DuoReduce: Bug Isolation for Multi-Layer Extensible Compilation
In recent years, the MLIR platform has had explosive growth due to the need of building extensible deep learning compilers and hardware accelerator compilers. Such examples include Triton, CIRCT, and ONNX-MLIR. MLIR compilers introduce significant complexities in localizing bugs or inefficiencies because of their layered optimization and transformation process with compilation passes. While existing delta debugging techniques can be used to identify a minimum subset of IR code that reproduces a given bug symptom, their naive application to MLIR is time-consuming, because real-world MLIR compilers usually involve a large number of compilation passes and compiler developers must also identify a minimized set of relevant compilation passes simultaneously, in order to reduce the footprint of MLIR compiler code to be inspected for a bug fix. We propose DuoReduce, a dual-dimensional reduction approach for MLIR bug localization. DuoReduce leverages three key ideas in tandem to design an efficient MLIR debugger. First, DuoReduce reduces the bug-irrelevant compilation passes by identifying ordering dependencies among different compilation passes. Second, DuoReduce uses MLIR-semantics aware transformations to expedite IR code reduction. Finally, DuoReduce leverages cross-dependence between the IR code dimension and the compilation pass dimension by accounting for which IR code segments are related to which compilation passes to reduce the unused passes.
Experiments with three large-scale MLIR compiler projects find that DuoReduce outperforms syntax-aware reducers such as Perses and Vulcan in terms of IR code reduction by 31.6% and 21.5% respectively.

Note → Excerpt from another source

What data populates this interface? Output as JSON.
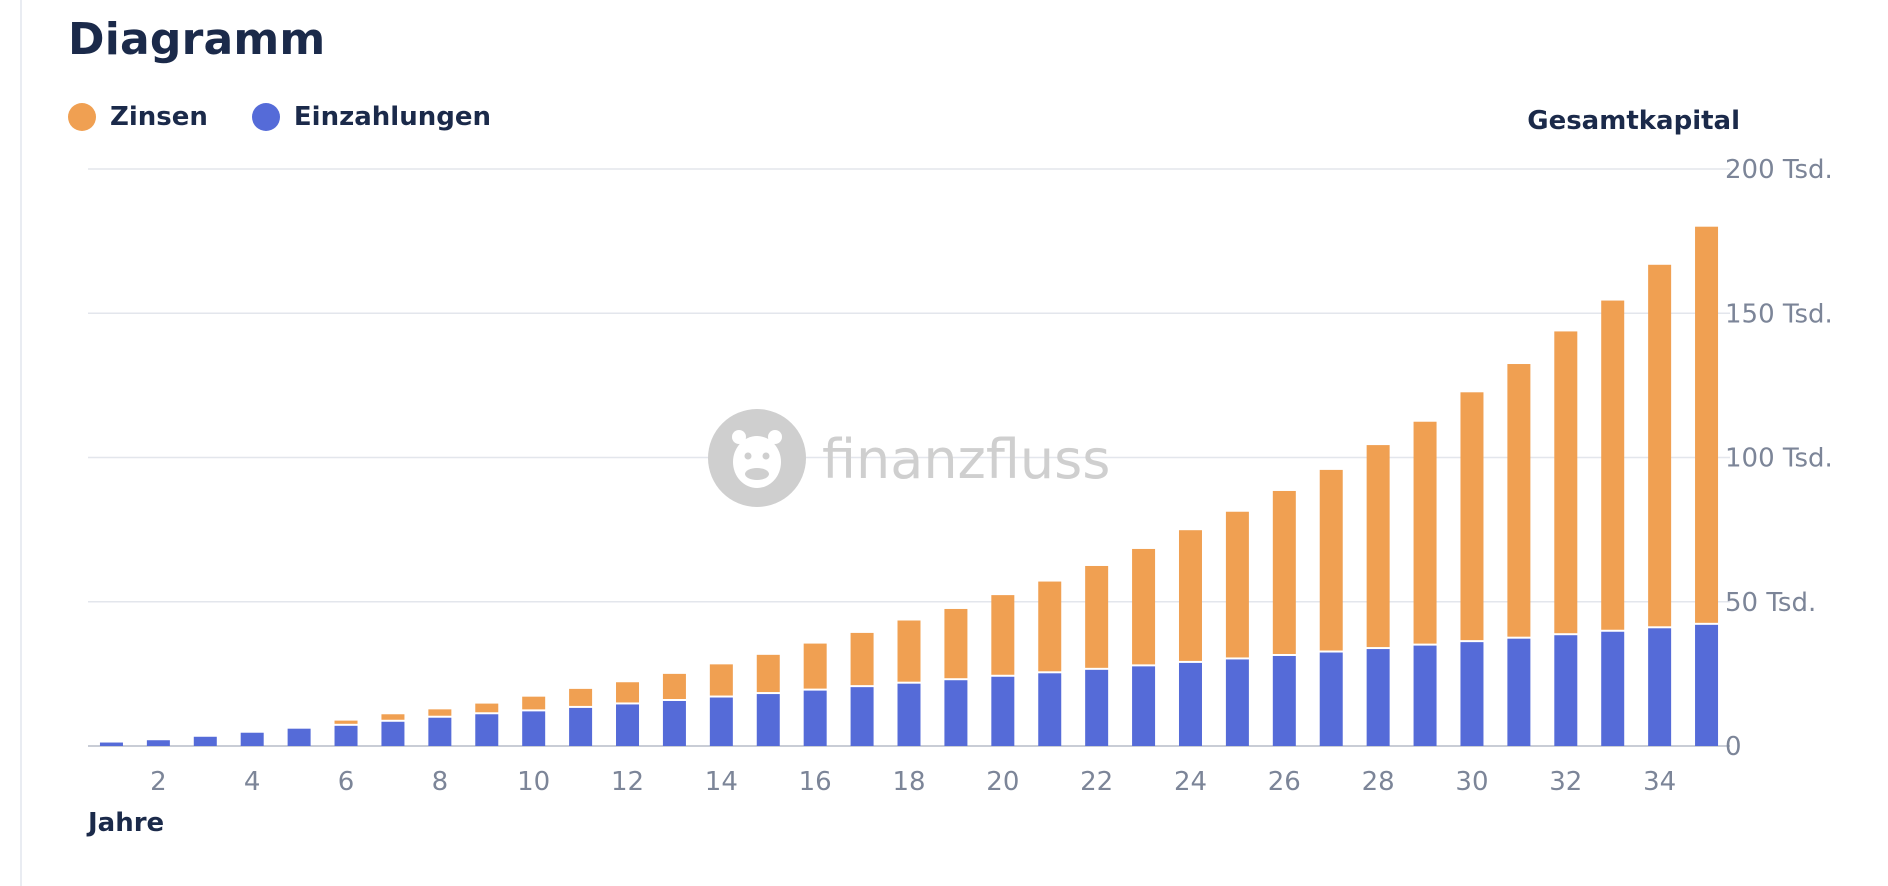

If one uses these reducers by enumerating all possible compilation passes (on average 18 passes), it could take up to 145 hours. By identifying ordering dependencies among compilation passes, DuoReduce reduces this time to 9.5 minutes. By identifying which compilation passes are unused for compiling reduced IR code, DuoReduce reduces the number of passes by 14.6%. This translates to not needing to examine 281 lines of MLIR compiler code on average to fix the bugs. DuoReduce has the potential to significantly reduce debugging effort in multi-layer extensible compilers, which serves as an important basis for the current landscape of machine learning and hardware accelerators.